Rentrée post-Covid en Essonne : les cars scolaires s’adaptent aux mesures sanitaires

Le ministre des Transports, Jean-Baptiste Djebbari, a visité ce vendredi à Athis-Mons l’entreprise de cars Nedroma, qui transporte 6000 élèves par jour.

 Athis-Mons, ce vendredi 28 août 2020. Le ministre des Transports, Jean-Baptiste Djebbari (au centre), a visité les locaux de l’entreprise de cars Nedroma avant la rentrée.
Athis-Mons, ce vendredi 28 août 2020. Le ministre des Transports, Jean-Baptiste Djebbari (au centre), a visité les locaux de l’entreprise de cars Nedroma avant la rentrée. LP/B.S

Dans les établissements scolaires, les conditions de cette rentrée 2020 s'annoncent inédites. Pour les élèves qui empruntent les transports chaque jour pour se rendre en cours, les précautions sanitaires débuteront dès leur montée dans le car.
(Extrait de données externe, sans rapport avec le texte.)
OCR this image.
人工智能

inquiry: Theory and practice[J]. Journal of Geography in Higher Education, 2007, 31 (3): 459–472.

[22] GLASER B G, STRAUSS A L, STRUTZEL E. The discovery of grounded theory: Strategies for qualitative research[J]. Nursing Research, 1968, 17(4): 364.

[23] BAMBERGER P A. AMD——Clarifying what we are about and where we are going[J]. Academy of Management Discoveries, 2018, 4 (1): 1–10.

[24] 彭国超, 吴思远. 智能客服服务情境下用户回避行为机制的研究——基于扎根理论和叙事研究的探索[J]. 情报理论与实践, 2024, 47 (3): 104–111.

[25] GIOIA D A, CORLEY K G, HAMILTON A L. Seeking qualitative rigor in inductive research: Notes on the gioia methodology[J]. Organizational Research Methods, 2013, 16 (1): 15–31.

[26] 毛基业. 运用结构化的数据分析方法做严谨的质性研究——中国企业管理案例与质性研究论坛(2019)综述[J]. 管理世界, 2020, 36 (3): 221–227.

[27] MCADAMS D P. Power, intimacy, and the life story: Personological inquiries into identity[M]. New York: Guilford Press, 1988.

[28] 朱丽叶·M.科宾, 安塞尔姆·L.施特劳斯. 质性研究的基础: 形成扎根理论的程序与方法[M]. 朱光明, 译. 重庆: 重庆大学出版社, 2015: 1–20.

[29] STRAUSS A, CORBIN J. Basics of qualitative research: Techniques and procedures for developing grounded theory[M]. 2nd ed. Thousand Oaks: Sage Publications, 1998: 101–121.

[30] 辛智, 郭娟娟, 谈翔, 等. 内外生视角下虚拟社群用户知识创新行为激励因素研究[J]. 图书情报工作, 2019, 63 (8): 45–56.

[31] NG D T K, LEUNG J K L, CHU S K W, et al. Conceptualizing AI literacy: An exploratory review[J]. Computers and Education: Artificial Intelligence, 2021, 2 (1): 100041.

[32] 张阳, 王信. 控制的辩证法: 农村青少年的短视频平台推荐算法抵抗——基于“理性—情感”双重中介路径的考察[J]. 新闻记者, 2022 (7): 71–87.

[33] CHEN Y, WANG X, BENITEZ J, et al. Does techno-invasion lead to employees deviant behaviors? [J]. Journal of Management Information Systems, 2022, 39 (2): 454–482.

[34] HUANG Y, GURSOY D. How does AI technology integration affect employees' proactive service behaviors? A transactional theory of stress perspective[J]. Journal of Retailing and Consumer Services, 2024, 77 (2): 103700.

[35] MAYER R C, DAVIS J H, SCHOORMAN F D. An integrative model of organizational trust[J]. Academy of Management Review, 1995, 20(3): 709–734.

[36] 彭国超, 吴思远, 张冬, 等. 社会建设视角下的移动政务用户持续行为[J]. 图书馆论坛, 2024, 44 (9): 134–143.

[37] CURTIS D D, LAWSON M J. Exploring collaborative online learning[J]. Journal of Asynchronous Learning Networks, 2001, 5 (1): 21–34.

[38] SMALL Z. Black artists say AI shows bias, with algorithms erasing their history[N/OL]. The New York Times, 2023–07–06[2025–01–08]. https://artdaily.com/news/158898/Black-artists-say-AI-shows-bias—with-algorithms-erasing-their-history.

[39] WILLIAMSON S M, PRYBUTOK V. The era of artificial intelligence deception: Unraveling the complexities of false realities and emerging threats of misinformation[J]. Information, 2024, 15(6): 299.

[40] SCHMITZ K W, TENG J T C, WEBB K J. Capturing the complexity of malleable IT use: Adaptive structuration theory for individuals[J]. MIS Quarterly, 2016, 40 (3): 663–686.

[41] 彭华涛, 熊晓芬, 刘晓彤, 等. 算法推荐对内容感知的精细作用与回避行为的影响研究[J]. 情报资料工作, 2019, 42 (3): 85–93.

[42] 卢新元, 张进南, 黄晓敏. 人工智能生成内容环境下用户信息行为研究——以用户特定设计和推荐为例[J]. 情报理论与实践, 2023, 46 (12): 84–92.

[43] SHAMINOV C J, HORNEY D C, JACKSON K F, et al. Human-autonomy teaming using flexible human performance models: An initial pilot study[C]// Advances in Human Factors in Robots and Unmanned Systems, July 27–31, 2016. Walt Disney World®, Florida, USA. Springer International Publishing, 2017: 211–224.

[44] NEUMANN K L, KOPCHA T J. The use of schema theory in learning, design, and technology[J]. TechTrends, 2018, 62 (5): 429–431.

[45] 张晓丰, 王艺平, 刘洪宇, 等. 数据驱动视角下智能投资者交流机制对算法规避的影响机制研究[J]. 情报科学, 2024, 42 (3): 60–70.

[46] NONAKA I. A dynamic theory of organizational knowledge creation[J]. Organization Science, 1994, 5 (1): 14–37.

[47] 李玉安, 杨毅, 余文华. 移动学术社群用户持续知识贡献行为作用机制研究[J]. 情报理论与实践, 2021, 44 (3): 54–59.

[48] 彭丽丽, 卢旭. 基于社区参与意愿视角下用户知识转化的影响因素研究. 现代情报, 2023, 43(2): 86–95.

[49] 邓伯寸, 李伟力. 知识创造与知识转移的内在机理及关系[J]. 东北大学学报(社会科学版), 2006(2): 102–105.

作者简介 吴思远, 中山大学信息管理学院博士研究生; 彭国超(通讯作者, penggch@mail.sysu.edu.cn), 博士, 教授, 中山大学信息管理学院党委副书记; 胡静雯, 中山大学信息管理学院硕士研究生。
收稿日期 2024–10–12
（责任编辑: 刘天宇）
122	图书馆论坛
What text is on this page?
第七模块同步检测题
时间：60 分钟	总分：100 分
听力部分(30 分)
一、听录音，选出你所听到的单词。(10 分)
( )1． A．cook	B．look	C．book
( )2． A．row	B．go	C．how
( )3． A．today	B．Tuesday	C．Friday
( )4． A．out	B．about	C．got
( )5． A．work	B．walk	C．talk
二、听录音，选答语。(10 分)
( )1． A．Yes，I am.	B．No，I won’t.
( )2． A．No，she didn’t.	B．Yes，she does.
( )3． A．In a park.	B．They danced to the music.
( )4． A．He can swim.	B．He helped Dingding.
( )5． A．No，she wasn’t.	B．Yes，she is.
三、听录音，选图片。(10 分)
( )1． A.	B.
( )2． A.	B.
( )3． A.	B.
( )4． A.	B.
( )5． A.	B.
Ce vendredi, à Athis-Mons, le ministre chargé des Transports, Jean-Baptiste Djebbari, est venu s'assurer que tout serait prêt pour la semaine prochaine. Il a été accueilli par la société de cars Nedroma, qui transporte des élèves matin et soir depuis 20 ans. Le « scolaire » représente 30 % de leur activité. Soit 6000 élèves dans le sud du Val-de-Marne et dans toute l'Essonne, de Yerres à Chamarande.

Avec le Covid, les conditions de travail des 200 chauffeurs ont profondément changé. Désormais, ils reçoivent leurs ordres de départ par téléphone. Un protocole sanitaire strict a été établi. « On désinfecte tous nos véhicules (sols, rideaux, barre de maintien) et nos locaux au quotidien, explique Chaouki Sidhoum face au ministre des Transports. On distribue des masques à nos chauffeurs, du gel et des lingettes pour les poignées et le volant. »

Athis-Mons, ce vendredi. Le ministre des Transports, dans un car de Nedroma./LP/B.S
Athis-Mons, ce vendredi. Le ministre des Transports, dans un car de Nedroma./LP/B.S  

Pas de politique d'un siège sur deux

Jusqu'ici, les cars ne permettaient qu'à un passager sur deux de s'asseoir. Mais avec la rentrée, ce système devient impossible, à moins de doubler sa flotte de véhicules. Alors, Nedroma va essayer de « faire adopter la meilleure distanciation possible », explique son patron. « S'il y a un groupe de 40 pour 60 places, on essaiera de les répartir, mais aussi d'unir les fratries », précise Chaouki Sidhoum.

Un discours auquel le ministre acquiesce, tout en soulignant que le masque reste « la pierre angulaire » du système sanitaire en cette période. Jean-Baptiste Djebbari est aussi venu prendre la mesure des pertes économiques de Nedroma liées à la crise du Covid-19.

« On a perdu 80 % de notre chiffre d'affaires avec le Covid, déplore Chaouki Sidhoum. Heureusement, on a été indemnisés par Ile-de-France Mobilités, ce qui nous a permis de rester à flots. » Nedroma a également formulé une demande de prêt garanti par l'Etat. Selon Chaouki Sidhoum, 20 % de ses salariés restent en activité partielle. « On est un peu inquiets, parce qu'on manque de visibilité, mais ça reprend », note le président du groupe, avec une pointe d'espoir.